Geometric Deep Learning for Drug Discovery
- Dr. Jian Tang, Mila-Quebec AI Institute
- Time: 2022-10-19 19:00
- Host: Prof. Ming Zhang, Dr. He Wang
- Venue: Room 101, Courtyard No.5, Jingyuan
Drug discovery is a very long and expensive process, taking on average more than 10 years and costing $2.5B to develop a new drug. Artificial intelligence has the potential to significantly accelerate the process of drug discovery by extracting evidence from a huge amount of biomedical data and hence revolutionizes the entire pharmaceutical industry. In particular, graph representation learning and geometric deep learning--a fast growing topic in the machine learning and data mining community focusing on deep learning for graph-structured and 3D data---has seen great opportunities for drug discovery as many data in the domain are represented as graphs or 3D structures (e.g. molecules, proteins, biomedical knowledge graphs). In this talk, I will introduce our recent progress on geometric deep learning for drug discovery and also a newly released open-source machine learning platform for drug discovery, called TorchDrug.
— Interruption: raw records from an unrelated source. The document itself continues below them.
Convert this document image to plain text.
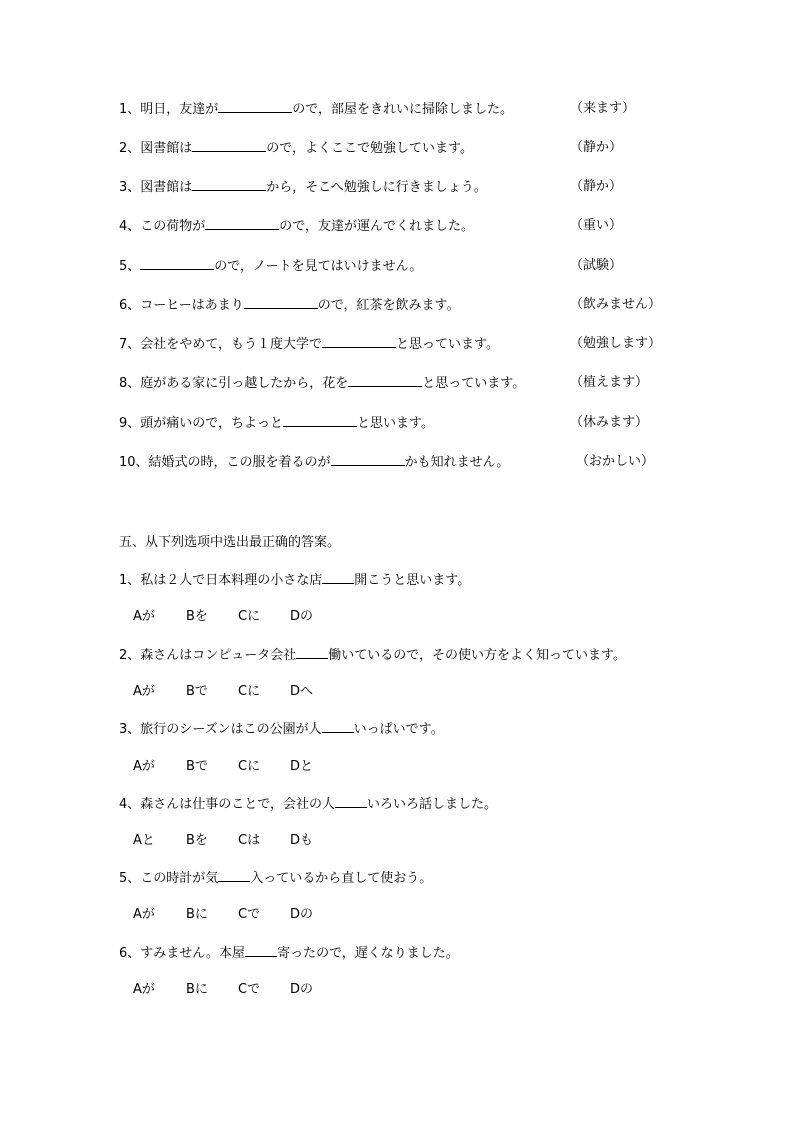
1、明日，友達が	ので，部屋をきれいに掃除しました。	（来ます）
2、図書館は	ので，よくここで勉強しています。	（静か）
3、図書館は	から，そこへ勉強しに行きましょう。	（静か）
4、この荷物が	ので，友達が運んでくれました。	（重い）
5、	ので，ノートを見てはいけません。	（試験）
6、コーヒーはあまり	ので，紅茶を飲みます。	（飲みません）
7、会社をやめて，もう１度大学で	と思っています。	（勉強します）
8、庭がある家に引っ越したから，花を	と思っています。	（植えます）
9、頭が痛いので，ちよっと	と思います。	（休みます）
10、結婚式の時，この服を着るのが	かも知れません。	（おかしい）
五、从下列选项中选出最正确的答案。
1、私は２人で日本料理の小さな店 開こうと思います。
Aが Bを Cに Dの
2、森さんはコンピュータ会社 働いているので，その使い方をよく知っています。
Aが Bで Cに Dへ
3、旅行のシーズンはこの公園が人 いっぱいです。
Aが Bで Cに Dと
4、森さんは仕事のことで，会社の人 いろいろ話しました。
Aと Bを Cは Dも
5、この時計が気 入っているから直して使おう。
Aが Bに Cで Dの
6、すみません。本屋 寄ったので，遅くなりました。
Aが Bに Cで Dの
Jian Tang is currently an associate professor at Mila-Quebec AI Institute, a leading AI Institute in Canada founded by Turing Award winner Yoshua Bengio. He is also the founder and CEO of BioGeometry, an AI startup focusing on antibody discovery. He is a Canada CIFAR AI Research Chair. His main research interests are graph representation learning, graph neural networks, geometric deep learning, deep generative models, knowledge graphs and drug discovery. During his PhD, he was awarded with the best paper in ICML2014; in 2016, he was nominated for the best paper award in the top data mining conference World Wide Web (WWW); in 2020, he is awarded with Amazon and Tencent Faculty Research Award. He is one of the most representative researchers in the growing field of graph representation learning and has published a set of representative works in this field such as LINE and RotatE. His work LINE on node representation learning has been widely recognized and is the most cited paper at the WWW conference between 2015 and 2019. Recently, his group just released an open-source machine learning package, called TorchDrug, aiming at making AI drug discovery software and libraries freely available.